Ambos os partidos — republicanos e democratas — estão em fase de
transição para novas lógicas político-ideológicas e em mutação
das suas bases de apoio. Os republicanos, que se vêem a si próprios,
laudatoriamente, como o Grand Old Party (GOP), acentuam as suas
raízes antigas, datadas de meados do século XIX. Evidenciam o papel
quase mítico de Abraham Lincoln, na abolição da escravatura e
durante a guerra civil. Mas hoje o partido é bastante conservador,
em termos de valores sociais, e profundamente liberal/(neo)liberal na
economia.
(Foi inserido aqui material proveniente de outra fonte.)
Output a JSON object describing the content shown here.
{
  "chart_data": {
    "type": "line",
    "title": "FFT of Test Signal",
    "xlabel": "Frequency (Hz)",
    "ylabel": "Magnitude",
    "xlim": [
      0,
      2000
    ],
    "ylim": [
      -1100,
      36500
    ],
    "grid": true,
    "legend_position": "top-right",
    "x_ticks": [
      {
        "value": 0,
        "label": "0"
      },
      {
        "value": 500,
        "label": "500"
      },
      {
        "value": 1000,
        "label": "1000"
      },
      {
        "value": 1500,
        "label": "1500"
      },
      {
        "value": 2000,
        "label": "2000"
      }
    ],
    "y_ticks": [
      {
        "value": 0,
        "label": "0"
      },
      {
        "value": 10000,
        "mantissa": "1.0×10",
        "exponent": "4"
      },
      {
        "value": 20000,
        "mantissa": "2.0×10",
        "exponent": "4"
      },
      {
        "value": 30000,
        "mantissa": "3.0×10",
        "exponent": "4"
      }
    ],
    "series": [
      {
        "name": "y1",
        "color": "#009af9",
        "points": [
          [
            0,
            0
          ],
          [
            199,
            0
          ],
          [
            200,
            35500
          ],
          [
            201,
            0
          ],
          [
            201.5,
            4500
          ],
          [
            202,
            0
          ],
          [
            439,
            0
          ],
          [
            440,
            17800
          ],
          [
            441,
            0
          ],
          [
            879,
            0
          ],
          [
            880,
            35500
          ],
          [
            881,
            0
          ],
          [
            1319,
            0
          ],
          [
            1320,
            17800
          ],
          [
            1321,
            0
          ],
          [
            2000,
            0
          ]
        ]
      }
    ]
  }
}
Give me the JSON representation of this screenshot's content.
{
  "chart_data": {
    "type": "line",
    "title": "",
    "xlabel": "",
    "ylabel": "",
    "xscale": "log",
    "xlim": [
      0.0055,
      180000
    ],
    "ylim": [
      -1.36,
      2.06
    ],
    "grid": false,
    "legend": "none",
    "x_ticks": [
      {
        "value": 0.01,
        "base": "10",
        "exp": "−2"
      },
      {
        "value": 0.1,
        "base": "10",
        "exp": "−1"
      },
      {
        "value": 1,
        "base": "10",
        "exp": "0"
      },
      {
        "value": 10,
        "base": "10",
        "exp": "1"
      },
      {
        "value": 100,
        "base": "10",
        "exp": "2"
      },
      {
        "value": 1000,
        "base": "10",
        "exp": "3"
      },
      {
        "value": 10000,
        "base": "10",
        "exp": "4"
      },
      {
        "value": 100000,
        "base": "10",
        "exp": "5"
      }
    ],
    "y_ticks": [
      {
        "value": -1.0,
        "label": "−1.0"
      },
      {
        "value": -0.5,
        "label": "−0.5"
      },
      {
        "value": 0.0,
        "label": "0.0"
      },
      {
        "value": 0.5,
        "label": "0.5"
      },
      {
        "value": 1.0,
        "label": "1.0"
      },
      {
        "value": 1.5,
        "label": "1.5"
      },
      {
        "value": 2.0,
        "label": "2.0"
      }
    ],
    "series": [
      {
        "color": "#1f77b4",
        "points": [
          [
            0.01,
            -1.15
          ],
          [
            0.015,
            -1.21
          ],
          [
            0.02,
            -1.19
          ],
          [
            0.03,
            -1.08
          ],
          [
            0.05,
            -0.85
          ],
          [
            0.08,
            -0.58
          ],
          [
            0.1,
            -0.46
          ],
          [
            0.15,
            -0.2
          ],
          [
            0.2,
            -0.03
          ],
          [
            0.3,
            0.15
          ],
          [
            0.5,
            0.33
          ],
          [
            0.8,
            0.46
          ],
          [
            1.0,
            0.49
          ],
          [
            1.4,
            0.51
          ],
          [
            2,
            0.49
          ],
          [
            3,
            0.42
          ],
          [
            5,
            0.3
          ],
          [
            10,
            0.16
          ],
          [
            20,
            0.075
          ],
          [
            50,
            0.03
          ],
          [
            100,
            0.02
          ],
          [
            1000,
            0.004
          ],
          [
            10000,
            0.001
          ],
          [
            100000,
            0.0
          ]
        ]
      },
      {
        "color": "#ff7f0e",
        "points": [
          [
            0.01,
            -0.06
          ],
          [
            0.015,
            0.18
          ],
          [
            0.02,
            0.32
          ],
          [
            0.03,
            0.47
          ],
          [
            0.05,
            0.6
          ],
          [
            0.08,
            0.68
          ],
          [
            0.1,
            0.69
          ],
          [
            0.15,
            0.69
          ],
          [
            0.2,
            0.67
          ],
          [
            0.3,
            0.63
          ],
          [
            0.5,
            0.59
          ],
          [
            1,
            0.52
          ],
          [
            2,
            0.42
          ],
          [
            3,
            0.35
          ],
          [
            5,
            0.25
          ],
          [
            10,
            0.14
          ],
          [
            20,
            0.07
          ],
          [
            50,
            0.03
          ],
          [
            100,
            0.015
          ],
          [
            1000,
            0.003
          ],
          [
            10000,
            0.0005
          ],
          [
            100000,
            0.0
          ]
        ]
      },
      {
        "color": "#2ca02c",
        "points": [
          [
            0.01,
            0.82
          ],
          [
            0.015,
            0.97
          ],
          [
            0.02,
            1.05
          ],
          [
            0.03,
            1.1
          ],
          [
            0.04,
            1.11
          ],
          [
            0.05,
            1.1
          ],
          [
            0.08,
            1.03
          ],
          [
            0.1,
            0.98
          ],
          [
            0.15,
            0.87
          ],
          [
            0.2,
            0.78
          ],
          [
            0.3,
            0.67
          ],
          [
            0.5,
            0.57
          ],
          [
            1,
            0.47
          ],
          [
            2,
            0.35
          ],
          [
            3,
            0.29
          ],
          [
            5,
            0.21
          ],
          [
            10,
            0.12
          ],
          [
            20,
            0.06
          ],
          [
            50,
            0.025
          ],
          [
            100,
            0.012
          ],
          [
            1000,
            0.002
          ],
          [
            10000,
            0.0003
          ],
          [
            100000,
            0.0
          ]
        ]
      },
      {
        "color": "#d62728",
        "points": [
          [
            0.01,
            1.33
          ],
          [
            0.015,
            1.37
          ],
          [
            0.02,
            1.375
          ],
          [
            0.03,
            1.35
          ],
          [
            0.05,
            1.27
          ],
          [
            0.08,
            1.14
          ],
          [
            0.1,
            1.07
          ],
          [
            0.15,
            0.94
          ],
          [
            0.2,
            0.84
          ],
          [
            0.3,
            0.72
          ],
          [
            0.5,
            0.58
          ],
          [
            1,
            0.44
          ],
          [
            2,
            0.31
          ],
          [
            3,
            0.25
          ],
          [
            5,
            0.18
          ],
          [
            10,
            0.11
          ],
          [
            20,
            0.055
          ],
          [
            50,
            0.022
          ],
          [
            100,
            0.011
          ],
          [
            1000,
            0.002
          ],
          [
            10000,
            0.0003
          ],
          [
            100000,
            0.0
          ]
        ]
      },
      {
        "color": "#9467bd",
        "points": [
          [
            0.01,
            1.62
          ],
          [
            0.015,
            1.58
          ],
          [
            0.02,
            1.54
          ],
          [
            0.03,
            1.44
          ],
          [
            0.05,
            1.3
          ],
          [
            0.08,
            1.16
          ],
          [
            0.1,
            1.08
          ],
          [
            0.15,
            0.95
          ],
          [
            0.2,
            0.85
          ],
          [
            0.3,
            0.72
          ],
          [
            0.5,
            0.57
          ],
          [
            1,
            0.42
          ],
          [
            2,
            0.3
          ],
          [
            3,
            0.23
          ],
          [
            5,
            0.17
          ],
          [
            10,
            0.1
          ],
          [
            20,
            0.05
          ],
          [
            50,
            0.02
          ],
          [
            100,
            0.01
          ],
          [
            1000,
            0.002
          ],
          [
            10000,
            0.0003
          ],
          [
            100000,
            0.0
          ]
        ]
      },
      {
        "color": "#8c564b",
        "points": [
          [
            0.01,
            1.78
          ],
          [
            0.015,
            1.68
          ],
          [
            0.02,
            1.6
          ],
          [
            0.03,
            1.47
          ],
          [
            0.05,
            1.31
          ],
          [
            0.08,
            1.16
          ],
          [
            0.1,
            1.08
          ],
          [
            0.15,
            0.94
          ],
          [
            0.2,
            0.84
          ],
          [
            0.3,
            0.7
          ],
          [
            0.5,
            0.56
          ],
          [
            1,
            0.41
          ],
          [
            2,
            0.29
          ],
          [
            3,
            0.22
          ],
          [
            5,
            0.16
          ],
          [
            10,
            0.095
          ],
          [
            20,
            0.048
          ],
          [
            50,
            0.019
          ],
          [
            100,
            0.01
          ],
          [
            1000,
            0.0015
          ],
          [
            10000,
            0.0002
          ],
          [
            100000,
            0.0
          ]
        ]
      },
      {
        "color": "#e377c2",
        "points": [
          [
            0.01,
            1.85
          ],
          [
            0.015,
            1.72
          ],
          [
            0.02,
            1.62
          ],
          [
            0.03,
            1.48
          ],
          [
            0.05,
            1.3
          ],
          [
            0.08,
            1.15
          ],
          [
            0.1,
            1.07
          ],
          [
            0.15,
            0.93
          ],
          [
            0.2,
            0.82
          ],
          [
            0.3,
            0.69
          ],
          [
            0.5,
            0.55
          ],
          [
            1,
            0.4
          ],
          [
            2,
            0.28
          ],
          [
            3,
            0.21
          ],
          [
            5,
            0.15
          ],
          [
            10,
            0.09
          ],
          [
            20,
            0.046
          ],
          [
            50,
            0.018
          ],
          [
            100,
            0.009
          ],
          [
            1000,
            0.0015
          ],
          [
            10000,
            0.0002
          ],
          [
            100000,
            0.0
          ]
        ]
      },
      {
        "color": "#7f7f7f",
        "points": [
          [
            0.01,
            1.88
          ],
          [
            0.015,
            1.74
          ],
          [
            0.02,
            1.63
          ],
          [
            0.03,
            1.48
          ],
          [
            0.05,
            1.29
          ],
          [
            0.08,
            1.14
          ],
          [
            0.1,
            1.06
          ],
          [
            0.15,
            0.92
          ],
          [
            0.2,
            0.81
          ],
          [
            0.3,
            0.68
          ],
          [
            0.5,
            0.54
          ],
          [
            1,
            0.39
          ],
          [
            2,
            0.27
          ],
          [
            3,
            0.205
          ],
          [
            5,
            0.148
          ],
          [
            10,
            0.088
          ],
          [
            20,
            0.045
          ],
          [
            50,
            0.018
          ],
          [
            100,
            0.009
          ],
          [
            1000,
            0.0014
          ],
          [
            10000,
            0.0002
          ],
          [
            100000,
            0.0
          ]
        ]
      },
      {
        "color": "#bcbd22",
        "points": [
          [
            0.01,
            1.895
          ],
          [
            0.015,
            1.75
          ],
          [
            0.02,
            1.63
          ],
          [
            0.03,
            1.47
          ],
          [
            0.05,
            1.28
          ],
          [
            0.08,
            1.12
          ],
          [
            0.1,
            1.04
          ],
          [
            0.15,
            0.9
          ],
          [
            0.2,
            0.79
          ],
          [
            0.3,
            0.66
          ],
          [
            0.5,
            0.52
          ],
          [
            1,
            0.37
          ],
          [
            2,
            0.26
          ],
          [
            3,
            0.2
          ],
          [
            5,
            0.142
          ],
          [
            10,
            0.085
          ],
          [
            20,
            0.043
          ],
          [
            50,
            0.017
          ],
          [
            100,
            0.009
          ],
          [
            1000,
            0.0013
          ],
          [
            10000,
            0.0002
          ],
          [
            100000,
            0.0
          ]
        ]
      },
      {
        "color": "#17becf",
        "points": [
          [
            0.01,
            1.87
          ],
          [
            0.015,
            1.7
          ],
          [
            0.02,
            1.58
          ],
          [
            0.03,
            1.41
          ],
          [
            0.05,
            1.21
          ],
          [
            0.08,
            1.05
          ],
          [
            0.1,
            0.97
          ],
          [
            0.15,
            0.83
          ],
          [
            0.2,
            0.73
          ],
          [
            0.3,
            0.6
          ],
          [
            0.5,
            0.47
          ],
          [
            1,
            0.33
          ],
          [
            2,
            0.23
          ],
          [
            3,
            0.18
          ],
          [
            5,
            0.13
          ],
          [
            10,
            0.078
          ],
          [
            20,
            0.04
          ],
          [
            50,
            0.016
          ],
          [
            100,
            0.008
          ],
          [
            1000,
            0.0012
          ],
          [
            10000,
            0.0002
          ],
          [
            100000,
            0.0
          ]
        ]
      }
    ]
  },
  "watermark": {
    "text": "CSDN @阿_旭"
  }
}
A sua base de apoio mais sólida está entre a população
de origem europeia, especialmente aquela que vive nos muitos Estados
do interior dos EUA. Quanto aos democratas — que no século XIX
tinham a sua principal base de apoio nos Estados do Sul e estiveram,
em parte, na origem da guerra civil e da tentativa de secessão da
federação norte-americana —, preferem apresentar-se hoje como
herdeiros de Franklin D. Roosevelt, das suas medidas sociais e
económicas durante a Grande Depressão dos anos 1930. Outro ícone é
John F. Kennedy, o primeiro presidente de origem não anglo-saxónica
e protestante (ou seja, não WASP-White Anglo-Saxon Protestant),
oriundo de uma família de origem irlandesa e católica, visto como
progressista. Mas essa era outra América. O Partido Democrata tinha
já a preferência dos votos das minorias (leia-se judeus e
católicos), ambos tendo por detrás uma cultura europeia e ocidental
comum. O movimento pelos direitos cívicos dos afro-americanos estava
no seu início. Outras questões de identidade não se colocavam.
5. O Partido
Democrata afirma-se como progressista na economia — sendo o que
mais defende a intervenção reguladora do Estado e medidas de
justiça social fora da ortodoxia (neo)liberal — e suporta os
direitos das minorais (afro-americanos, latinos, asiáticos,
muçulmanos, etc.). Mas o seu programa ideológico e base eleitoral
de apoio está repleta de contradições. Denuncia o Partido
Republicano como o partido dos super-ricos, mas, ironicamente, o
Partido Democrata também está cheio de super-ricos. Se o Partido
Republicano atrai os super-ricos do petróleo (a família Bush, por
exemplo) e de outros sectores tradicionais, como o imobiliário — a
área de negócio original de Donald Trump —, o Partido Democrata
atrai outros super-ricos. Os milionários das novas tecnologias
(Apple, Google, Facebook, etc.) e do show business estão entre os
seus maiores apoiantes e financiadores. Mais: abandonou grande parte
da classe trabalhadora branca aos republicanos. O seu programa
progressista — emancipação feminina, igualdade de género,
casamento homossexual, etc. — tem boa ressonância entre as classes
média e alta, com formação académica, e nos media (CNN, New York
Times, Time magazine, etc.). Não apela aos trabalhadores menos
qualificados. Nem é coerente com o conservadorismo social das
minorias étnicas, que são largamente imbuídas de valores
tradicionais, embora com tonalidades não ocidentais (latinos,
asiáticos, muçulmanos, etc.). Basta ver que nenhum país muçulmano
encara, sequer, a possibilidade de casamento entre pessoas do mesmo
sexo, ou da igualdade de género, tal como a conhecemos no Ocidente.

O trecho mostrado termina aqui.